Hancock Park by night was another separate world.

Darkness made colors recede. Corner streetlamps put out a nice glow. Houses became backdrops for window lights.

I stood out in the darkness and looked in. I saw draperies, blank walls, blips of color and passing shapes. I saw girls in private-school uniforms. I saw some beautiful Christmas trees.

Those late-night walks were spooky and enticing. Darkness reinforced my claim on the turf and pumped up my imagination. I started prowling backyards and looking in back windows.

The prowling was a thrill in itself. Back windows gave me intimate views.

Bathroom windows were the best. I saw half-dressed women and women and girls in robes. I liked to watch them putter in front of their mirrors.

I found a catcher’s mitt on a picnic table. I stole it. I found a real leather football behind another house. I stole it and cut it open with a pocket knife to see what was inside.

I was still preadolescent. I was a thief and a voyeur. I was headed for a hot date with a desecrated woman.

8

She came to me in a book. An innocent gift burned my world down.

My father gave me the book for my eleventh birthday. It was a nonfiction ode to the Los Angeles Police Department. The title was The Badge. The author was Jack Webb—the star and brains behind the Dragnet TV show.

The show derived from LAPD case files. The cops talked in monotones and treated suspects with brusque contempt. The suspects were cowardly and bombastically verbose.

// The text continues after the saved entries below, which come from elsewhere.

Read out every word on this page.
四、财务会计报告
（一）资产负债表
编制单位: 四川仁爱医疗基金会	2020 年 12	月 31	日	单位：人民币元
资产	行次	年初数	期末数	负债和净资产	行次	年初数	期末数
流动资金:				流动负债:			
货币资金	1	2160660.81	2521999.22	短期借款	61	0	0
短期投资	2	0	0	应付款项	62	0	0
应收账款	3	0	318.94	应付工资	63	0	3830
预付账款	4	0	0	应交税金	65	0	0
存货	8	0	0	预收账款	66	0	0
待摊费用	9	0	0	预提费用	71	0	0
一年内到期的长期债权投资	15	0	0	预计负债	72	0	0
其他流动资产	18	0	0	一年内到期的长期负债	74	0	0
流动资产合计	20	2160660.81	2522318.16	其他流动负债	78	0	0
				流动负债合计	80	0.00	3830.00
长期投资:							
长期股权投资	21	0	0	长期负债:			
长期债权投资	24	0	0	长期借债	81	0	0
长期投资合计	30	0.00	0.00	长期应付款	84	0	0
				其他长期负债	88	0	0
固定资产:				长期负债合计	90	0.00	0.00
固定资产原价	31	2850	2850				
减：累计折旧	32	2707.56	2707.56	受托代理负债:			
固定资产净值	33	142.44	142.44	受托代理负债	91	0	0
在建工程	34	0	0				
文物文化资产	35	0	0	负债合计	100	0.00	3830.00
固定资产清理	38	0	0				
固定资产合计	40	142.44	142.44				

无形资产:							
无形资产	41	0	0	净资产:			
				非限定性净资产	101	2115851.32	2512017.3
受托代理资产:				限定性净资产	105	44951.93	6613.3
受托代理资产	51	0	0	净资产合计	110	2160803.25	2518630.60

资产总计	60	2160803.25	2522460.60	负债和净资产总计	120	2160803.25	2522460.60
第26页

The cops bought none of their bullshit.

Dragnet was the saga of dead-end lives up against authority. Suppressive police methods insured a virtuous L.A. The show talked a stern game and oozed subtextual self-pity. It was the epic of isolated men in an isolating profession, deprived of conventional illusions and traumatized by their daily contact with scum. It was ’50s-style male angst—alienation as a public-service announcement.

The book was the TV show unchained. Jack Webb detailed police procedures and whined about the LAPD’s white male burden at great length. He compared criminals to Communists without irony. He served up real-life anecdotes to illustrate the terrors and prosaic satisfactions of police work. He ran down some snappy LAPD cases —free of TV censorship strictures.

The Club Mecca firebomb job was a scorcher.

Four creeps were ejected from a neighborhood tavern on April 4, 1957. They returned with a Molotov cocktail and torched the joint to the ground. Six patrons died. The LAPD tracked the killers down within a few hours. They were tried, convicted and sentenced to death.

Donald Keith Bashor was a pad burglar. He hit small apartments in the Westlake Park District. Two women interrupted his pad crawls. Bashor beat them dead. He was captured, tried and convicted. He went to the gas chamber in October ’57.

Stephen Nash was a gap-toothed psychopath. He was pissed off at the world. He beat a man to death and slashed a ten-year-old boy under the Santa Monica Pier. The LAPD nabbed him in ’56. He copped to nine more murders and tagged himself “the King of the Killers.” He was tried, convicted and sentenced to death.

The stories were deadpan horrific. The villains looked stupid and nihilistically inclined.

Stephen Nash killed on impulse. His murders lacked a quality of calculation and were not perpetrated with an eye for full-blown horror. Nash did not know how to harness his rage into symbolic gestures and inflict them on a living human being. He lacked the will or inclination to commit murders that inspired great public fascination.

The Black Dahlia killer knew what he didn’t. He understood mutilation as language. He murdered a beautiful young woman and thus insured his anonymous celebrity.

I read Jack Webb’s account of the Black Dahlia murder case. It sent me way off the deep end.

The Black Dahlia was a girl named Elizabeth Short. Her body was found in a vacant lot in January 1947. The dump site was four miles due south of my apartment.

Elizabeth Short was cut in two at the waist. The killer scrubbed her body clean and left her naked. He placed her two inches off a city sidewalk with her legs spread wide.

He tortured her for days. He beat her and sliced her with a sharp knife. He stubbed cigarettes out on her breasts and cut the corners of her mouth back to her ears.

Her suffering was horribly attenuated. She was systematically abused and terrorized. The killer probed and rearranged her internal organs postmortem. The crime was pure misogynist insanity—and thus ripe for misinterpretation.

Betty Short died at twenty-two. She was a flaky kid living out flaky kid fantasies. A reporter learned that she dressed solely in black and named her “The Black Dahlia.” The tag nullified her and vilified her and turned her into a sainted lost daughter and a slut.

The case was a huge news event. Jack Webb steeped his twelve-page summary in the ethos of the time: Femme fatales die hard and are complicitous in attracting death by vivisection. He didn’t understand the killer’s intentions or know that his gynecological tampering defined the crime. He didn’t know that the killer was horribly afraid of women. He didn’t know that he cut the Dahlia open to see what made women different from men.

I didn’t know those things then. I did know that I had a story to run to and run from.

Webb described the Dahlia’s last days. She was running to and from men and stretching her mental resources schizophrenically thin. She was looking for a safe place to hide.